In the revision work two approaches were used: i) sentences with frequent errors, possible to find automatically, were identified and corrected (a transversal revision over error types) and ii) sentence by sentence was checked and corrected (a longitudinal approach). We started with the first approach. However, in addition to the identified error type, also the remaining part of the sentence was checked and corrected. When the most frequent error types were checked, the revision work continued sentence by sentence.
Frequent error types were:
- A conjunction under a unary node
- Two subjects in a sentence
- Two objects in a sentence
Error types like these often indicated more errors higher up in the trees, i.e., closer to the root node. In addition to the error types concerning grammatical functions above, we have also checked the expansions of the syntactic categories, e.g., that an NP or a PP has plausible daughters.
Principles for Structural Categories
In the principles below we have in general described which functional categories a phrase minimally must contain in order to be of a given phrase type. Thus, in case of S a minimal requirement is a finite verb (with one exception). This means that a phrase of type S of course could contain other categories, such as a subject, a direct object, etc. However, such an extended list has not been made here.
- A complete tree (ROOT) should contain one or more macro-syntagm (MS) and could contain punctuation.
- A clause (S) should contain one finite verb (FV), unless elliptical. For example, the finite verb can regularly be ellided in Swedish subordinate clauses containing a subject (SS) and a non-finite verb phrase (VG), e.g., Jag såg att hon (hade) gått hem (literally: "I saw that she (had) gone home").
- A verb phrase (VP) should contain one non-finite verb (IV). (Note that there are no finite VPs in the annotation.)
- A noun phrase (NP) should contain one head (HD), unless ellipical. The head should normally be a noun or a pronoun but could be, e.g., a participle used in a nominal function, e.g., alla partiets förtroendevalda (literally: "all the-party's representative-elected"). In cases of ellipsis, the head can be absent, e.g., Det röda huset och det gula (huset) är nya (literally: "The red house and the yellow (house) are new"). Determiners and different types of attributes occur as modifiers.

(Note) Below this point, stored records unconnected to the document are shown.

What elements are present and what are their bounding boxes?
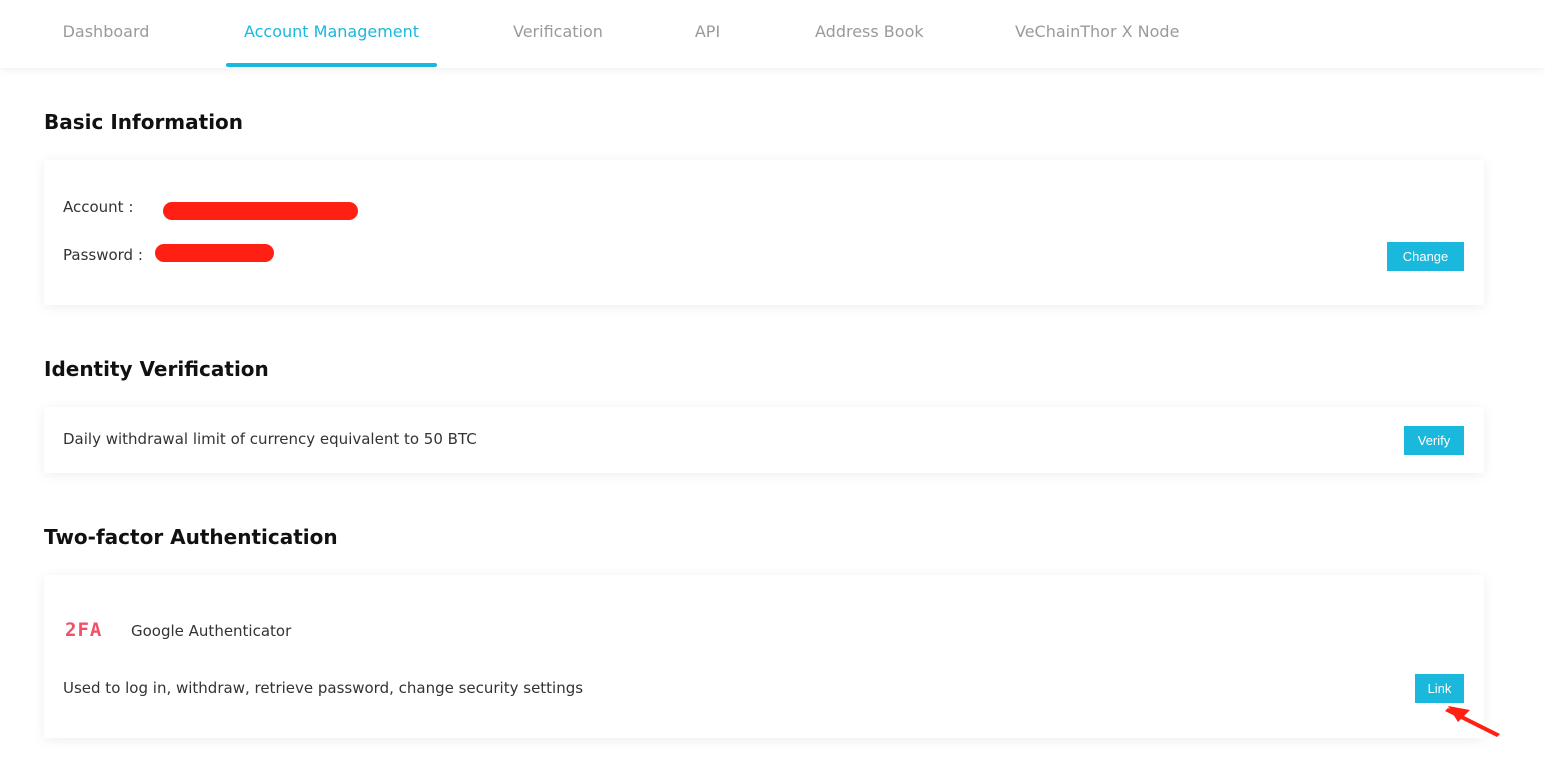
verify-button[interactable]: Verify xyxy=(1404,426,1464,455)
tab-dashboard[interactable]: Dashboard xyxy=(62,0,150,68)
google-authenticator-label: Google Authenticator xyxy=(131,622,292,640)
tab-verification[interactable]: Verification xyxy=(513,0,603,68)
password-label: Password : xyxy=(63,246,143,264)
tab-api[interactable]: API xyxy=(694,0,721,68)
tab-vechainthor-x-node[interactable]: VeChainThor X Node xyxy=(1015,0,1179,68)
change-password-button[interactable]: Change xyxy=(1387,242,1464,271)
basic-information-heading: Basic Information xyxy=(44,110,244,134)
account-label: Account : xyxy=(63,198,134,216)
two-factor-card: 2FA Google Authenticator Used to log in,… xyxy=(44,575,1484,738)
tab-address-book[interactable]: Address Book xyxy=(815,0,924,68)
top-navigation: Dashboard Account Management Verificatio… xyxy=(0,0,1545,68)
annotation-arrow-icon xyxy=(1445,706,1500,737)
2fa-icon: 2FA xyxy=(65,619,103,641)
password-redaction xyxy=(155,244,274,262)
basic-information-card: Account : Password : Change xyxy=(44,160,1484,305)
identity-verification-card: Daily withdrawal limit of currency equiv… xyxy=(44,407,1484,473)
withdrawal-limit-text: Daily withdrawal limit of currency equiv… xyxy=(63,430,477,448)
two-factor-description: Used to log in, withdraw, retrieve passw… xyxy=(63,679,584,697)
two-factor-heading: Two-factor Authentication xyxy=(44,525,338,549)
identity-verification-heading: Identity Verification xyxy=(44,357,269,381)
tab-account-management[interactable]: Account Management xyxy=(226,0,437,68)
account-redaction xyxy=(163,202,358,220)
active-tab-indicator xyxy=(226,63,437,67)
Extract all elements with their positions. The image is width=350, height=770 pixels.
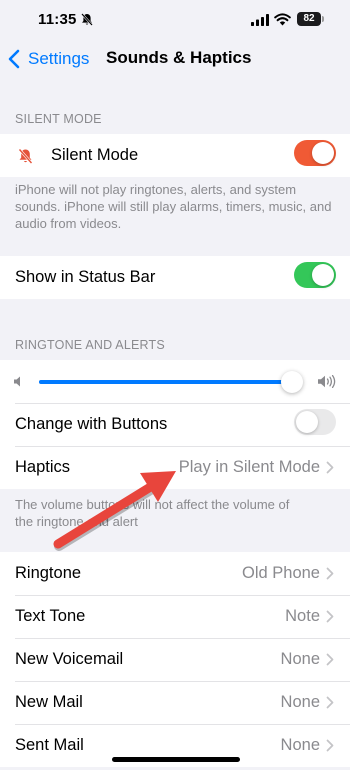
change-with-buttons-toggle[interactable] (294, 409, 336, 435)
silent-mode-row[interactable]: Silent Mode (0, 134, 350, 177)
ringtone-alerts-footer: The volume buttons will not affect the v… (15, 496, 340, 530)
toggle-knob (312, 142, 334, 164)
page-title: Sounds & Haptics (106, 48, 252, 67)
list-item-label: New Voicemail (15, 650, 124, 668)
toggle-knob (296, 411, 318, 433)
list-item-value: Note (285, 607, 320, 625)
status-time: 11:35 (38, 11, 77, 28)
chevron-right-icon (326, 610, 334, 623)
wifi-icon (274, 13, 291, 26)
list-item-value: None (280, 650, 320, 668)
haptics-row[interactable]: Haptics Play in Silent Mode (0, 446, 350, 489)
back-label: Settings (28, 49, 90, 68)
list-item-text-tone[interactable]: Text Tone Note (0, 595, 350, 638)
back-button[interactable]: Settings (8, 46, 89, 72)
volume-row (0, 360, 350, 403)
section-header-silent-mode: SILENT MODE (15, 112, 102, 126)
list-item-value: None (280, 693, 320, 711)
bell-slash-icon (81, 13, 93, 26)
silent-mode-group: Silent Mode (0, 134, 350, 177)
list-item-label: Sent Mail (15, 736, 84, 754)
sounds-group: Ringtone Old Phone Text Tone Note New Vo… (0, 552, 350, 767)
ringtone-alerts-group: Change with Buttons Haptics Play in Sile… (0, 360, 350, 489)
chevron-right-icon (326, 567, 334, 580)
chevron-right-icon (326, 696, 334, 709)
change-with-buttons-row[interactable]: Change with Buttons (0, 403, 350, 446)
battery-level: 82 (303, 13, 315, 24)
list-item-label: Text Tone (15, 607, 86, 625)
chevron-right-icon (326, 739, 334, 752)
section-header-ringtone-alerts: RINGTONE AND ALERTS (15, 338, 165, 352)
list-item-value: None (280, 736, 320, 754)
silent-mode-label: Silent Mode (51, 146, 139, 164)
speaker-low-icon (14, 376, 20, 387)
volume-slider-thumb[interactable] (281, 371, 304, 393)
list-item-label: New Mail (15, 693, 83, 711)
chevron-right-icon (326, 461, 334, 474)
show-in-status-bar-toggle[interactable] (294, 262, 336, 288)
list-item-new-mail[interactable]: New Mail None (0, 681, 350, 724)
cellular-signal-icon (251, 14, 269, 26)
change-with-buttons-label: Change with Buttons (15, 415, 168, 433)
list-item-ringtone[interactable]: Ringtone Old Phone (0, 552, 350, 595)
toggle-knob (312, 264, 334, 286)
chevron-right-icon (326, 653, 334, 666)
list-item-new-voicemail[interactable]: New Voicemail None (0, 638, 350, 681)
volume-slider-fill (39, 380, 293, 384)
speaker-high-icon (318, 375, 336, 388)
status-bar-group: Show in Status Bar (0, 256, 350, 299)
chevron-left-icon (8, 49, 20, 69)
show-in-status-bar-label: Show in Status Bar (15, 268, 156, 286)
home-indicator[interactable] (112, 757, 240, 762)
footer-line: The volume buttons will not affect the v… (15, 497, 290, 512)
haptics-value: Play in Silent Mode (178, 458, 320, 476)
silent-mode-footer: iPhone will not play ringtones, alerts, … (15, 182, 332, 231)
show-in-status-bar-row[interactable]: Show in Status Bar (0, 256, 350, 299)
volume-slider[interactable] (39, 380, 295, 384)
footer-line: the ringtone and alert (15, 514, 138, 529)
list-item-value: Old Phone (242, 564, 320, 582)
silent-mode-toggle[interactable] (294, 140, 336, 166)
bell-slash-icon (18, 148, 33, 164)
haptics-label: Haptics (15, 458, 71, 476)
list-item-label: Ringtone (15, 564, 82, 582)
battery-icon: 82 (297, 12, 321, 26)
battery-cap (322, 16, 324, 22)
status-bar: 11:35 82 (0, 0, 350, 40)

- Prepositional phrases (PP) should contain one preposition (PR) and one prepositional complement (PA). In cases of ellipsis the complement could be absent.
- Adjective phrases (AP) should contain one head (HD), which should normally be an adjective or a participle (but can sometimes be categorized as a pronoun according to the SUC guidelines). Adverbials occur as modifiers.
- Adverb phrases (AVP) should contain one head (HD), which should be an adverb or compound adverbial expression. Adverbials occur as modifiers.
- Other phrases (XP) cover all instances of phrase-like units that are not covered by the phrases above, e.g., multi-word expressions, multi-word name expressions or coordination of phrases of different types.
- Coordination: A coordinated phrase always contain two or more instances of the same phrase type together with a conjunction or a puncuation mark that could function as a conjunction, e.g. [NP [NP ++ NP]] where ++ is the functional category for a coordinating conjunction. In cases where the conjuncts are of different phrase types, the mother is annotated XP: [XP [NP ++ AP]]. All phrases except ROOT can be coordinated.